My own preference would not be to have something with as stark a difference as oak and walnut. That is, unless you stain the oak. Since I'm not big on stains, I wouldn't do it at all.

Rather than that, I'd choose something which compliments the wood in both color and grain.

Example: Quarter sawn cherry with panels of plain-sawn walnut with cathedral flames on it. Or straight-grained, if not QS walnut with cherry panels. Wild cherry can have some fantastic patterns in it. You'll never know until you open it. If you have access to a supplier who will let you pick through the wood, you could probably find some figured cherry for the panels or drawer fronts.

I have a small treasure box which I made of beech with a cherry lid. The beech ended up a medium brown with tung oil, and the cherry darkened with the oil. It's nice contrast, but nowhere near a black and white difference.


----------



## Yonak (Mar 27, 2014)

Darth, I agree with Dale .. especially the complementary grain part. With oak, another wood species with an open grain would look good. To me, it's disconcerting to see open-grained and closed-grained woods paired, unless it's part of a concept design.

You didn't say whether you're using white oak or red oak and, while I don't think I'd pair ash with white oak, red oak may be ok, unless it's, like, a black ash or something with a tanner or browner color. I believe I'd look toward, say, sassafras, pecan, butternut, hickory, pretty much any of the "nut" woods, etc.

However, if you plan to stain any of the species, the original color, of course, changes the decision and more woods could be in play, as long as the grains remain complementary.


----------



## RussellAP (Feb 21, 2012)

Oak is a good middle of the road color for wood, which limits the contrast you can use. It will however take a stain very well so you might consider the same wood with different stains. Sure would simplify things.


----------



## Finn (May 26, 2010)

No Stain Oak and walnut. Also Mahogany and oak. Plenty contrast with natural colors.


----------



## UpstateNYdude (Dec 20, 2012)

Curly maple is a good contrast and I like character wood in my pieces anyway, unless requested otherwise.


----------



## okwoodshop (Sep 15, 2009)

Purple heart looks good as an accent wood with a color like what you are trying for, I don't know how the quilt ladder would look with contrasting woods. would you be able to see them anyway?? Also think about part natural wood or stained and painted pieces mixed.


----------



## Yonak (Mar 27, 2014)

Here's a quilt hanger of walnut and ash as an example of contrasting woods :



















Maybe it detracts from the quilt.

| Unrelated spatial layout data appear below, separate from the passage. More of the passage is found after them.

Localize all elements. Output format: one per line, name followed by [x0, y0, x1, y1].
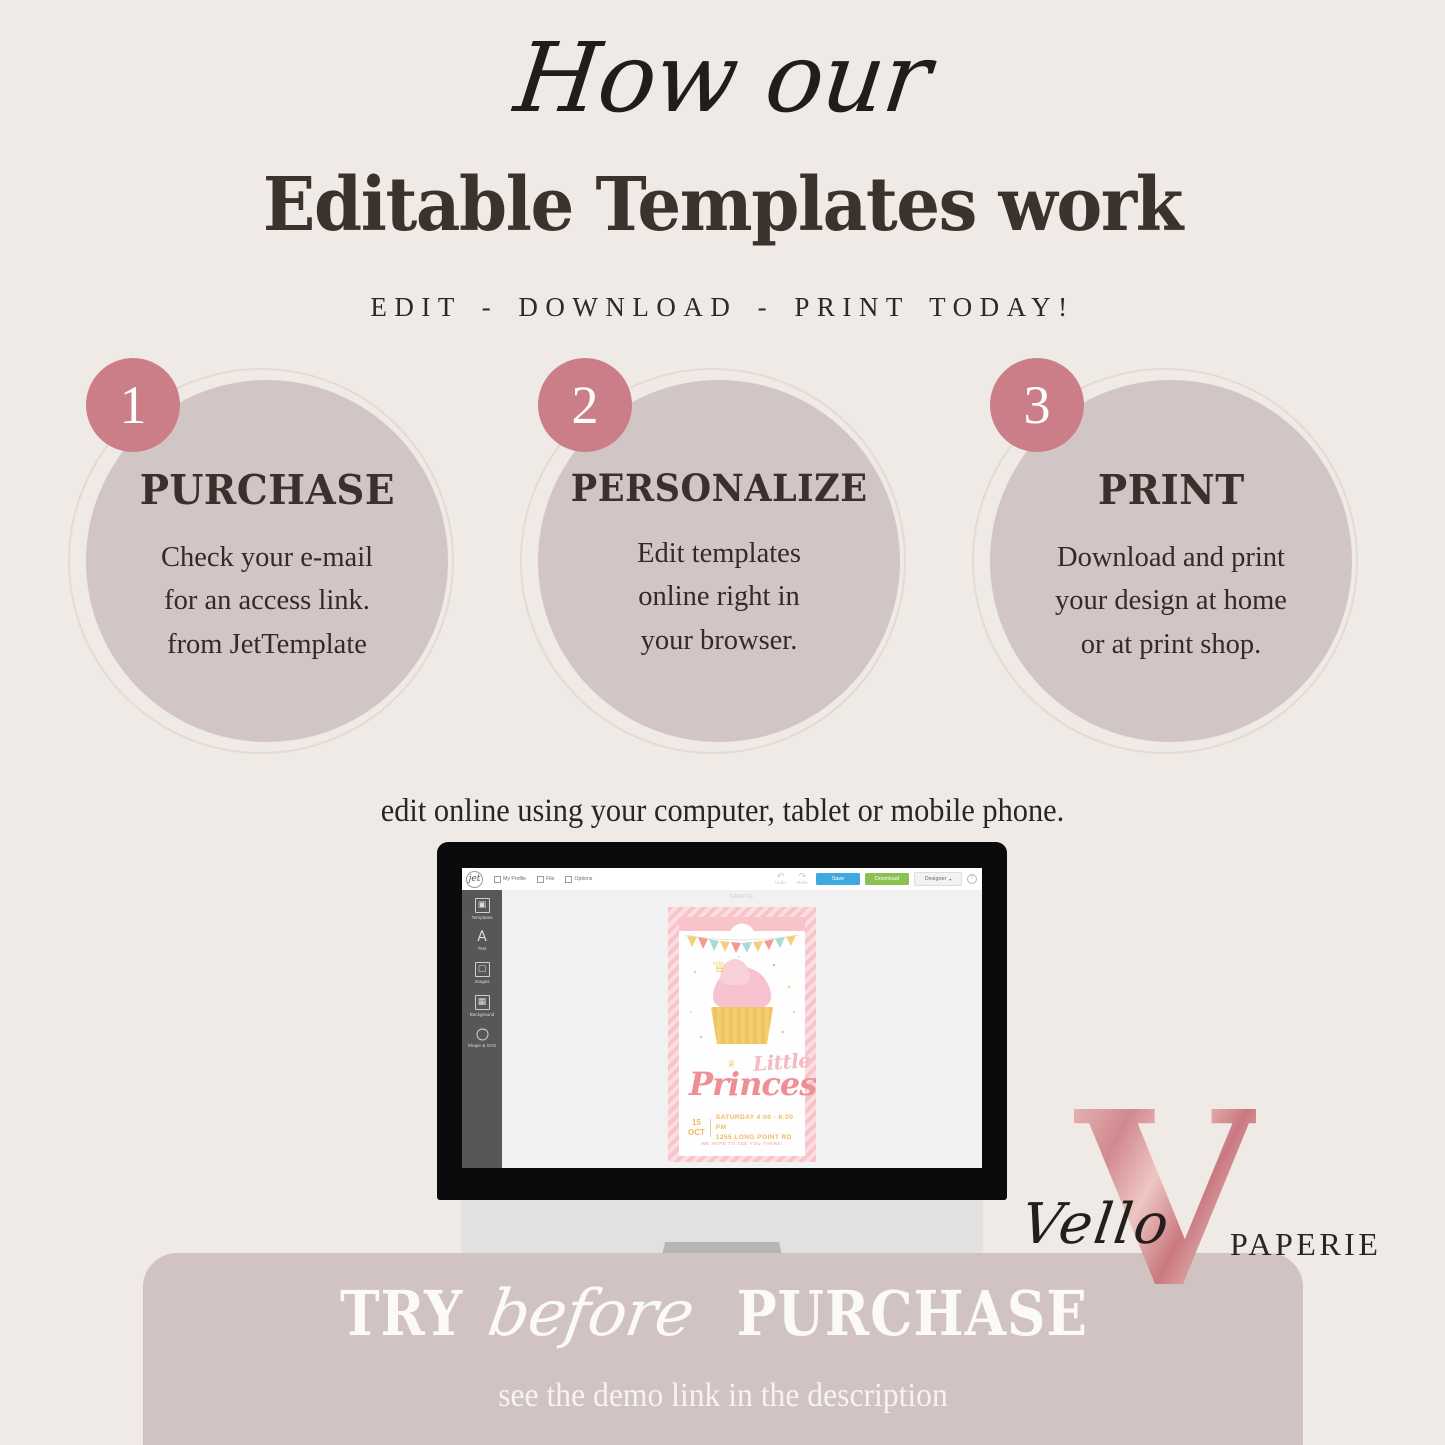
- toolbar-item-file[interactable]: File: [537, 876, 554, 883]
- save-button[interactable]: Save: [816, 873, 860, 885]
- toolbar-item-my-profile[interactable]: My Profile: [494, 876, 526, 883]
- step-number-badge: 1: [86, 358, 180, 452]
- undo-button[interactable]: ↶ Undo: [772, 872, 789, 885]
- download-button[interactable]: Download: [865, 873, 909, 885]
- step-title: PRINT: [1098, 466, 1245, 514]
- infographic-canvas: How our Editable Templates work EDIT - D…: [0, 0, 1445, 1445]
- step-card-personalize: 2 PERSONALIZE Edit templates online righ…: [520, 358, 920, 748]
- step-description: Edit templates online right in your brow…: [637, 532, 801, 662]
- step-description-line: Check your e-mail: [161, 536, 373, 579]
- card-footer-text: WE HOPE TO SEE YOU THERE!: [679, 1141, 805, 1146]
- step-description-line: or at print shop.: [1055, 623, 1287, 666]
- images-icon: ▢: [475, 962, 490, 977]
- step-description-line: from JetTemplate: [161, 623, 373, 666]
- banner-before-word: before: [483, 1277, 698, 1351]
- banner-try-word: TRY: [340, 1277, 463, 1350]
- undo-arrow-icon: ↶: [772, 872, 789, 880]
- designer-dropdown[interactable]: Designer ▾: [914, 872, 962, 886]
- step-title: PERSONALIZE: [571, 466, 868, 510]
- invitation-card[interactable]: ♕ ♕ Little Princess 15 OCT: [668, 907, 816, 1162]
- toolbar-item-label: My Profile: [503, 876, 526, 882]
- background-grid-icon: ▦: [475, 995, 490, 1010]
- jet-monogram-icon[interactable]: jet: [466, 871, 483, 888]
- sidebar-item-label: Images: [474, 979, 489, 984]
- editor-screen: jet My Profile File Options ↶ Undo: [462, 868, 982, 1168]
- step-description: Check your e-mail for an access link. fr…: [161, 536, 373, 666]
- cupcake-liner: [709, 1007, 775, 1044]
- step-description: Download and print your design at home o…: [1055, 536, 1287, 666]
- step-description-line: for an access link.: [161, 579, 373, 622]
- editor-sidebar: ▣ Templates A Text ▢ Images ▦ Background: [462, 890, 502, 1168]
- card-event-date: 15 OCT: [688, 1118, 705, 1137]
- help-icon[interactable]: ?: [967, 874, 977, 884]
- desktop-monitor-mockup: jet My Profile File Options ↶ Undo: [437, 842, 1007, 1294]
- step-number-badge: 3: [990, 358, 1084, 452]
- editor-canvas[interactable]: SAMPLE: [502, 890, 982, 1168]
- shape-svg-icon: [476, 1028, 489, 1041]
- header-subtitle: EDIT - DOWNLOAD - PRINT TODAY!: [0, 292, 1445, 323]
- logo-script-name: Vello: [1017, 1192, 1174, 1257]
- user-icon: [494, 876, 501, 883]
- crown-icon: ♕: [713, 961, 731, 973]
- undo-label: Undo: [775, 880, 786, 885]
- card-event-details: 15 OCT SATURDAY 4:00 - 6:00 PM 1255 LONG…: [688, 1113, 798, 1143]
- redo-label: Redo: [797, 880, 808, 885]
- templates-icon: ▣: [475, 898, 490, 913]
- banner-subtitle: see the demo link in the description: [184, 1377, 1263, 1415]
- step-title: PURCHASE: [139, 466, 394, 514]
- sidebar-item-shape-svg[interactable]: Shape & SVG: [462, 1028, 502, 1048]
- divider: [710, 1119, 711, 1137]
- sidebar-item-label: Shape & SVG: [468, 1043, 497, 1048]
- toolbar-item-label: File: [546, 876, 554, 882]
- canvas-sample-label: SAMPLE: [502, 894, 982, 900]
- cupcake-icon: ♕: [701, 959, 783, 1044]
- sidebar-item-text[interactable]: A Text: [462, 931, 502, 951]
- step-description-line: your browser.: [637, 619, 801, 662]
- step-card-purchase: 1 PURCHASE Check your e-mail for an acce…: [68, 358, 468, 748]
- sidebar-item-images[interactable]: ▢ Images: [462, 962, 502, 984]
- sliders-icon: [565, 876, 572, 883]
- card-event-month: OCT: [688, 1128, 705, 1137]
- step-description-line: Download and print: [1055, 536, 1287, 579]
- step-number-badge: 2: [538, 358, 632, 452]
- step-description-line: your design at home: [1055, 579, 1287, 622]
- card-event-day: 15: [688, 1118, 705, 1127]
- toolbar-item-label: Options: [574, 876, 592, 882]
- card-event-lines: SATURDAY 4:00 - 6:00 PM 1255 LONG POINT …: [716, 1113, 798, 1143]
- brand-logo: V Vello PAPERIE: [1022, 1100, 1382, 1290]
- card-inner-panel: ♕ ♕ Little Princess 15 OCT: [679, 917, 805, 1156]
- sidebar-item-label: Templates: [472, 915, 493, 920]
- step-description-line: online right in: [637, 575, 801, 618]
- sidebar-item-label: Background: [470, 1012, 495, 1017]
- chevron-down-icon: ▾: [949, 877, 951, 882]
- redo-arrow-icon: ↷: [794, 872, 811, 880]
- device-caption: edit online using your computer, tablet …: [58, 793, 1387, 830]
- step-card-print: 3 PRINT Download and print your design a…: [972, 358, 1372, 748]
- redo-button[interactable]: ↷ Redo: [794, 872, 811, 885]
- card-title-main: Princess: [689, 1065, 816, 1103]
- file-icon: [537, 876, 544, 883]
- logo-word-paperie: PAPERIE: [1230, 1226, 1381, 1263]
- card-event-time: SATURDAY 4:00 - 6:00 PM: [716, 1113, 798, 1133]
- page-title: Editable Templates work: [51, 168, 1395, 242]
- sidebar-item-templates[interactable]: ▣ Templates: [462, 898, 502, 920]
- sidebar-item-background[interactable]: ▦ Background: [462, 995, 502, 1017]
- step-description-line: Edit templates: [637, 532, 801, 575]
- text-icon: A: [476, 931, 489, 944]
- sidebar-item-label: Text: [478, 946, 486, 951]
- toolbar-item-options[interactable]: Options: [565, 876, 592, 883]
- editor-toolbar: jet My Profile File Options ↶ Undo: [462, 868, 982, 891]
- steps-row: 1 PURCHASE Check your e-mail for an acce…: [0, 358, 1445, 758]
- designer-dropdown-label: Designer: [925, 876, 947, 882]
- header-script-line: How our: [0, 28, 1445, 129]
- toolbar-right-group: ↶ Undo ↷ Redo Save Download Designer ▾ ?: [772, 872, 982, 886]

It's hard to say.


----------



## darthford (Feb 17, 2013)

ARRG! Well I guess I can re-think the choice of wood. I had 2 pieces of 5/4 oak for the side rails, one was a bit warped, maybe a 1/8 inch bowed. Both had been in my shop for months. I jointed both flat on the jointer, so far so good. Then ran them through the planer and the warped board on the left went from flat to major BOING! Dang that's like a 1/2 inch bow. (face palm) Heck with it I closed up the shop and I'm going to go cook spaghetti.


----------



## mojapitt (Dec 31, 2011)

I have used oak with black walnut and liked it.


----------